Not Branding Your Uniqueness
Most business owners got into their line of work because they were good at something and loved doing it. That passion is one of the biggest things that should set your business apart from the competition, and when you’re trying to market yourself, one of the most important aspects in uniqueness. A potential customer can only see so many ads for a particular kind of business before they start to meld into each other.
What do you do that your competition doesn’t? Or what do you do BETTER than your competition? Finding out which are your best and most unique attributes as a business will be key in coming up with your messaging and overall branding position. Once you have this in mind, marketing that will be a much easier task. By staying consistent with your messaging, your audience will begin to associate your brand with your key points of uniqueness, whatever they may be.
Not Jumping On the Technology Train
This is another big one we see a lot, and it can almost be seen as the opposite edge of the “putting the cart before the horse” example above.

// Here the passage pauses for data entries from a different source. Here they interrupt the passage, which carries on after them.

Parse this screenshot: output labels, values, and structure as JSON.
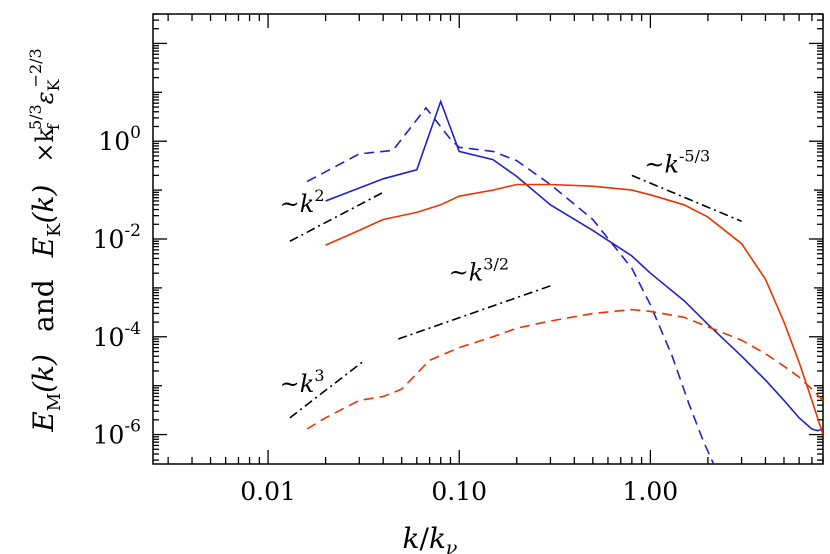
{
  "chart_data": {
    "type": "line",
    "title": "",
    "xlabel": "k/k_ν",
    "ylabel": "E_M(k) and E_K(k) ×k_f^{5/3} ε_K^{-2/3}",
    "xscale": "log",
    "yscale": "log",
    "xlim": [
      0.0025,
      8.0
    ],
    "ylim": [
      2.5e-07,
      400
    ],
    "xticks": [
      {
        "value": 0.01,
        "label": "0.01"
      },
      {
        "value": 0.1,
        "label": "0.10"
      },
      {
        "value": 1.0,
        "label": "1.00"
      }
    ],
    "yticks": [
      {
        "value": 1,
        "base": "10",
        "exp": "0"
      },
      {
        "value": 0.01,
        "base": "10",
        "exp": "-2"
      },
      {
        "value": 0.0001,
        "base": "10",
        "exp": "-4"
      },
      {
        "value": 1e-06,
        "base": "10",
        "exp": "-6"
      }
    ],
    "series": [
      {
        "id": "blue-solid",
        "color": "#2222cc",
        "dash": "solid",
        "x": [
          0.02,
          0.04,
          0.06,
          0.08,
          0.1,
          0.15,
          0.2,
          0.3,
          0.5,
          0.8,
          1.0,
          1.5,
          2.0,
          3.0,
          4.0,
          5.0,
          6.0,
          7.0,
          7.5,
          8.0
        ],
        "y": [
          0.06,
          0.17,
          0.26,
          6.5,
          0.62,
          0.42,
          0.19,
          0.05,
          0.015,
          0.0045,
          0.002,
          0.00055,
          0.00018,
          4e-05,
          1.3e-05,
          5e-06,
          2.2e-06,
          1.3e-06,
          1.2e-06,
          1.3e-06
        ]
      },
      {
        "id": "blue-dashed",
        "color": "#2222cc",
        "dash": "dashed",
        "x": [
          0.016,
          0.03,
          0.045,
          0.067,
          0.09,
          0.1,
          0.15,
          0.2,
          0.3,
          0.5,
          0.8,
          1.0,
          1.3,
          1.6,
          1.9,
          2.2
        ],
        "y": [
          0.15,
          0.55,
          0.65,
          4.8,
          1.1,
          0.75,
          0.62,
          0.4,
          0.13,
          0.025,
          0.0025,
          0.00045,
          4e-05,
          4e-06,
          7e-07,
          2e-07
        ]
      },
      {
        "id": "red-solid",
        "color": "#ee3300",
        "dash": "solid",
        "x": [
          0.02,
          0.03,
          0.04,
          0.06,
          0.08,
          0.1,
          0.15,
          0.2,
          0.3,
          0.5,
          0.8,
          1.0,
          1.5,
          2.0,
          3.0,
          4.0,
          5.0,
          6.0,
          7.0,
          8.0
        ],
        "y": [
          0.0075,
          0.015,
          0.025,
          0.035,
          0.05,
          0.075,
          0.1,
          0.13,
          0.13,
          0.12,
          0.1,
          0.08,
          0.05,
          0.028,
          0.008,
          0.0015,
          0.0002,
          3e-05,
          5e-06,
          1e-06
        ]
      },
      {
        "id": "red-dashed",
        "color": "#ee3300",
        "dash": "dashed",
        "x": [
          0.016,
          0.02,
          0.03,
          0.04,
          0.05,
          0.07,
          0.1,
          0.15,
          0.2,
          0.3,
          0.5,
          0.8,
          1.0,
          1.5,
          2.0,
          3.0,
          4.0,
          5.0,
          6.0,
          7.0,
          8.0
        ],
        "y": [
          1.3e-06,
          2.2e-06,
          5e-06,
          6e-06,
          8.5e-06,
          3.3e-05,
          6e-05,
          0.0001,
          0.00015,
          0.00021,
          0.0003,
          0.00036,
          0.00033,
          0.00025,
          0.00016,
          8.5e-05,
          4.5e-05,
          2.5e-05,
          1.5e-05,
          8.5e-06,
          5e-06
        ]
      }
    ],
    "reference_lines": [
      {
        "id": "ref-k2",
        "x": [
          0.013,
          0.04
        ],
        "y": [
          0.009,
          0.09
        ]
      },
      {
        "id": "ref-k3",
        "x": [
          0.013,
          0.031
        ],
        "y": [
          2.2e-06,
          3e-05
        ]
      },
      {
        "id": "ref-k32",
        "x": [
          0.048,
          0.3
        ],
        "y": [
          9e-05,
          0.0011
        ]
      },
      {
        "id": "ref-k-53",
        "x": [
          0.8,
          3.0
        ],
        "y": [
          0.2,
          0.023
        ]
      }
    ],
    "annotations": [
      {
        "id": "annot-k2",
        "base": "~k",
        "exp": "2",
        "x": 0.0115,
        "y": 0.036
      },
      {
        "id": "annot-k3",
        "base": "~k",
        "exp": "3",
        "x": 0.0115,
        "y": 7.5e-06
      },
      {
        "id": "annot-k32",
        "base": "~k",
        "exp": "3/2",
        "x": 0.088,
        "y": 0.0014
      },
      {
        "id": "annot-k-53",
        "base": "~k",
        "exp": "-5/3",
        "x": 0.93,
        "y": 0.23
      }
    ]
  },
  "labels": {
    "xlabel_main": "k",
    "xlabel_den": "k",
    "xlabel_sub": "ν",
    "ylabel_em": "E",
    "ylabel_em_sub": "M",
    "ylabel_em_arg": "(k)",
    "ylabel_and": "and",
    "ylabel_ek": "E",
    "ylabel_ek_sub": "K",
    "ylabel_ek_arg": "(k)",
    "ylabel_times": "×k",
    "ylabel_kf_sub": "f",
    "ylabel_kf_exp": "5/3",
    "ylabel_eps": "ε",
    "ylabel_eps_sub": "K",
    "ylabel_eps_exp": "−2/3"
  }
}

Completely different, but both have the potential to be equally detrimental to your business.
Depending on the type of business, the geographical location in which it operates, the demographics of its clientele, and the age and technological capabilities of its main proprietor, a business owner might not feel the need to join Facebook, Twitter, or even have a website anytime soon. They may feel that things have been going just fine with their business for years and they see no need to fix what isn’t broke. While the logic behind this can be seen as sound, what they are failing to realize is the insanely high amount of potential missed revenue by not exploring some of the most basic technological tools that can help them bring in revenue.
If you’re unsure of how to properly create a website, aren’t clear about precisely how email marketing works, or have no idea what a tweet even is, that’s fine! But do yourself and your business a favor and take some time to learn up or hire someone who’s savvy. Smartphones, the Internet, text messaging, Facebook and the rest are not going away anytime soon, and your competition is likely already milking them for all their worth. You don’t have to redirect your entire focus towards e-based avenues, but a little bit of effort will go a very long way in the end.
Don’t Be Afraid to Have Fun!
Unless you’re in a line of work where levity and a sense of humor aren’t appropriate (for example, a funeral home director), you definitely should look into creative, fun, or humorous ways to market your business. We all like to have a good time, and if you can have fun while coming up with interesting ad ideas or promotions, that positivity and good attitude will have a trickledown effect to your managers, your employees, and ultimately and most importantly, your customers.
Doing something out of the ordinary for a day at your brick and mortar business for a day, even something as simple as a local musician doing live music, is a great start. A funny and clever ad in the local newspaper or on Facebook that advertises an upcoming sale has a much better chance of sticking into a customer’s head than a bland, straightforward one. Bounce ideas of your coworkers, colleagues, family, and friends to make sure your creative juices are flowing and your humor isn’t too niche or worse, offensive. Collaborating with others from different points of view minimizes this risk.